| Monday 08 December | 01:35 | Channel 4 |
That title. It's not subtle wordplay and when you learn Stephen Sondheim's held in demi-god like reverence you don't really need to do the math.
Camp Ovation is the summer home to more queens than the last royal coronation, each of them harbouring a burning desire to light up Broadway.
However, when we first meet the hopefuls, their performances suggest it's more likely to be Ealing Broadway than the hallowed New York theatre strip.
The camp status quo is upset with the arrival of Vlad (Letterle), a regular sports jock with serious ambitions to be an actor (and he can play guitar).
However, rather than embark on homophobic spree, Vlad proves himself to be a kind, sensitive kinda guy...with an impressive six-pack.
He hooks up with the virginal Ellen (Chilcoat), but he's also a fantasy figure for Michael (De Jesus), a cross-dresser who got a kicking when he attended his school prom in drag.

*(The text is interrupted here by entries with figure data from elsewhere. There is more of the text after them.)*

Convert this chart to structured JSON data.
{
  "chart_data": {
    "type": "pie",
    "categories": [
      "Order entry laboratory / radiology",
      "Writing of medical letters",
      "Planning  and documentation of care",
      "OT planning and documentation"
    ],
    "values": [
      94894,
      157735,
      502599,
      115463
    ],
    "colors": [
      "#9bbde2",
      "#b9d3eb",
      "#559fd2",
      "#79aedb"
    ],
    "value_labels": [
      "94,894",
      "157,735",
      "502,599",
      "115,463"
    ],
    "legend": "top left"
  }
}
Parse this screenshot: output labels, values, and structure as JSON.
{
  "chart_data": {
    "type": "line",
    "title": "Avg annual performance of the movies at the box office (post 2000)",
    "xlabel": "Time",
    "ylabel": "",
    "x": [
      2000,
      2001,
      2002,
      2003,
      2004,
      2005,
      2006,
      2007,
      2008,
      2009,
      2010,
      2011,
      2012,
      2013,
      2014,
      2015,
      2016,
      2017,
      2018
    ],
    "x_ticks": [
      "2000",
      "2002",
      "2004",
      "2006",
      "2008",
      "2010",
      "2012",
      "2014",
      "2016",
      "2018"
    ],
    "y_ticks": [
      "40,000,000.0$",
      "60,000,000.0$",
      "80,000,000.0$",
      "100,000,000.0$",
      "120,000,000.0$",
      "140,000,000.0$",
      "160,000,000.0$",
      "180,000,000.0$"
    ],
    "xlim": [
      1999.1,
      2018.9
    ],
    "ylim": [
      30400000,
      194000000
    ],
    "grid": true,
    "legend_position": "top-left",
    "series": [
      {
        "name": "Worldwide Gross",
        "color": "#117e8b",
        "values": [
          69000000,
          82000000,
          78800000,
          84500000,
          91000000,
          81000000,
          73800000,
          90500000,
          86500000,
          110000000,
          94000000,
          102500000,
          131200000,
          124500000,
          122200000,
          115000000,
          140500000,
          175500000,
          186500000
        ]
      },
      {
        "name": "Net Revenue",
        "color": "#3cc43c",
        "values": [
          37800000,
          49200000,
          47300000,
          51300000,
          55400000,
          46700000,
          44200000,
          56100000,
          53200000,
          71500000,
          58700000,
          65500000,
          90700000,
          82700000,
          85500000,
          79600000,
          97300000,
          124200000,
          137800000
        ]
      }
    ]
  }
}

Running the show is Bert (Dixon), a director who had a Broadway smash a decade before but who now pours vodka miniatures into his coke to hide his problem.
Accompanied by a Dale Winton-lookalike on ivories, they've got two months to rehearse and perform four classic Broadway musicals.
Talent is tested and hearts are broken in manner redolent of nothing so much as Little House on the Prairie relocated to Old Compton Street.
Worth an ovation are the set routines, winningly adapting showstoppers from classic toe-tappers by Sondheim, Burt Bacharach and Hal David.
But deserving of boos and hisses is the clunking plot, ill-served by banal dialogue and desperate for the waspish injection that makes real camp such a pleasure.
Debut director Graff, who was a counsellor for an eight-year-old Robert Downey Jr (work that one out), has concocted a lacklustre drama around a failsafe clutch of songs.
The inexperience of a largely first-time cast is palpable - rife overacting overrides any latent amateur charm.
With this sort of thing you either keep it real or go all out for melodramatic overkill - and this falls between the two camps.